Saying his actions will help maintain the state's balanced budget, Gov. Jerry Brown vetoed a bill to give lawmakers more leverage in making emergency budget cuts and signed two bills extending revenue-producing charges on the health-care industry.
"The two bills I signed today provide critical revenues that will keep our budget balanced, and I think the Legislature -- both Republicans and Democrats -- for working together to pass them," Brown said in a written statement.
"I am vetoing a third bill that would have undermined investor confidence in California by altering the budget's mechanism for automatic trigger cuts," the governor added.
The two bills signed by Brown were Senate Bill 335, to extend the state's existing Quality Assurance Fee on private acute care hospitals for 30 months; and Assembly Bill X1 21, to extend a tax on Medi-Cal managed health care plans for one year.
Brown vetoed Senate Bill X1 6, which would have altered the mechanism for automatic budget cuts if state revenue falls below projections this year. The state budget outlines specific emergency cuts to be made. The bill vetoed by Brown would have required legislators to be consulted on alternatives.
"This year - for the first time in a long time - we passed a no-gimmicks, on-time budget," Brown said in his veto message. "Why would we undermine the plan that has earned widespread respect and helped stabilize California's finances?"
By creating uncertainty about budget cuts, the bill could have affected the state's ability to sell bonds or revenue anticipation notes, Brown noted.
The bill vetoed by Brown would not have eliminated or altered any programs currently on the chopping block if emergency cuts are needed, but it would have required state finance officials to discuss alternatives with legislative leaders within a 10-day period before cuts are imposed.
Under current law, state finance officials must determine in December whether California is on track to receive $4 billion more in revenue over the 2011-12 fiscal year. If not, the budget requires the state to impose as much as $2.5 billion in cuts to K-12 schools, higher education, public safety and social services.
The two revenue-producing measures signed by Brown passed each house of the Legislature by a two-thirds margin, with a significant number of Republicans joining with Democrats in support.
Extending the tax on Medi-Cal managed care plans -- 2.35 percent of gross premiums -- is meant to help bankroll the state's Healthy Families Program, which provides health, dental and vision coverage to low-income children and teens who do not have insurance and do not qualify for free health care. Supporters say the extension will benefit 300,000 youth.

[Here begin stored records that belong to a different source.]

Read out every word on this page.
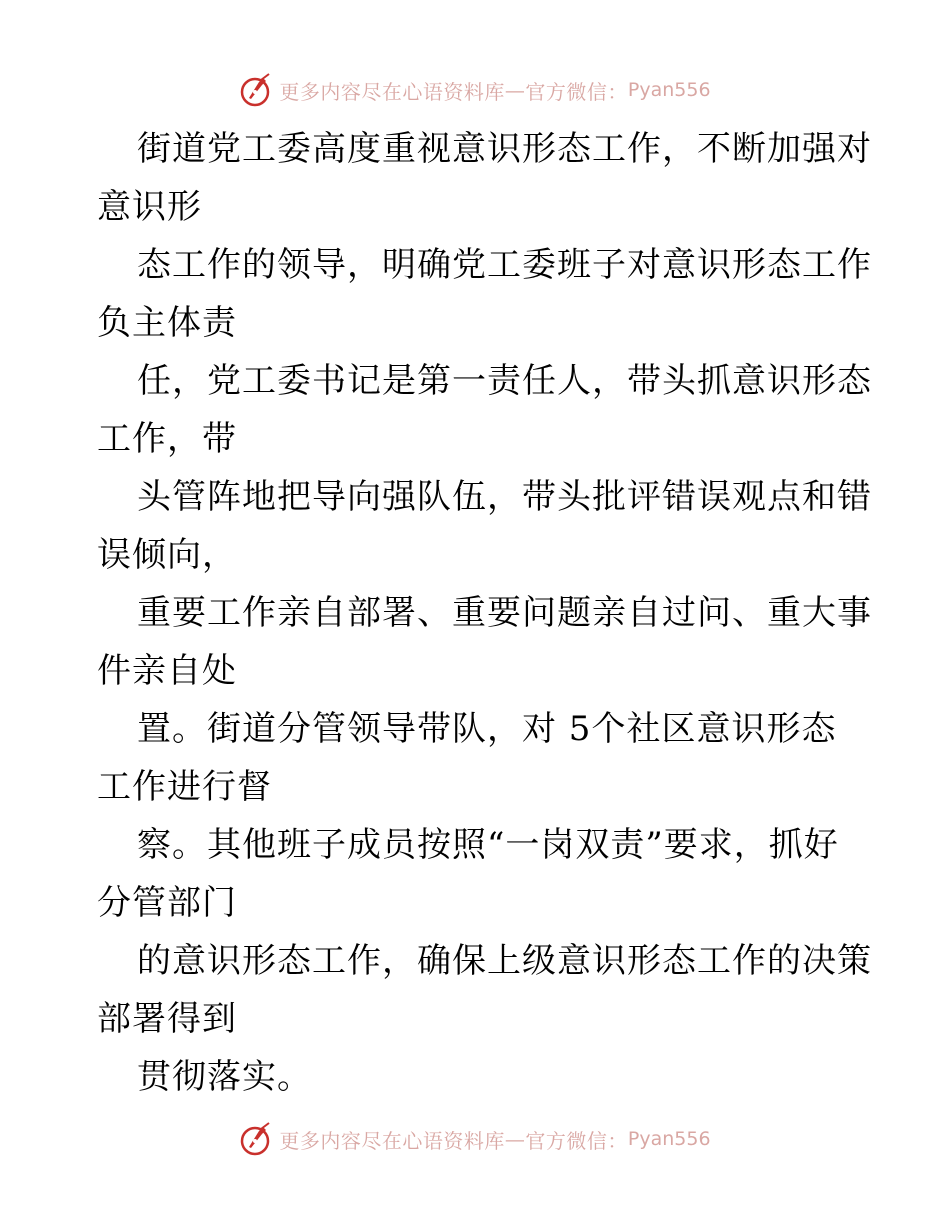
更多内容尽在心语资料库 — 官方微信： Pyan556
街道党工委高度重视意识形态工作，不断加强对
意识形
态工作的领导，明确党工委班子对意识形态工作
负主体责
任，党工委书记是第一责任人，带头抓意识形态
工作，带
头管阵地把导向强队伍，带头批评错误观点和错
误倾向，
重要工作亲自部署、重要问题亲自过问、重大事
件亲自处
置。街道分管领导带队，对 5个社区意识形态
工作进行督
察。其他班子成员按照“一岗双责”要求，抓好
分管部门
的意识形态工作，确保上级意识形态工作的决策
部署得到
贯彻落实。
更多内容尽在心语资料库 — 官方微信： Pyan556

Brown pegged the bill's bottom line at $200 million in new revenue, which will generate an additional $300 million in federal funds and save California's general fund $103 million this year.
The second revenue-raising measure signed Friday, SB 335, is designed to provide additional funds to hospitals and protect health-care services for children and low-income or vulnerable patients.
The 30-month fee extension will raise $7 billion in revenue, generating an additional $6.1 billion in new federal funds and saving the state's general fund more than $850 million, Brown said.
"These bills represent a solid partnership between private business and the state to fund vital health-care services while continuing to live within our means during these difficult economic times," Brown said.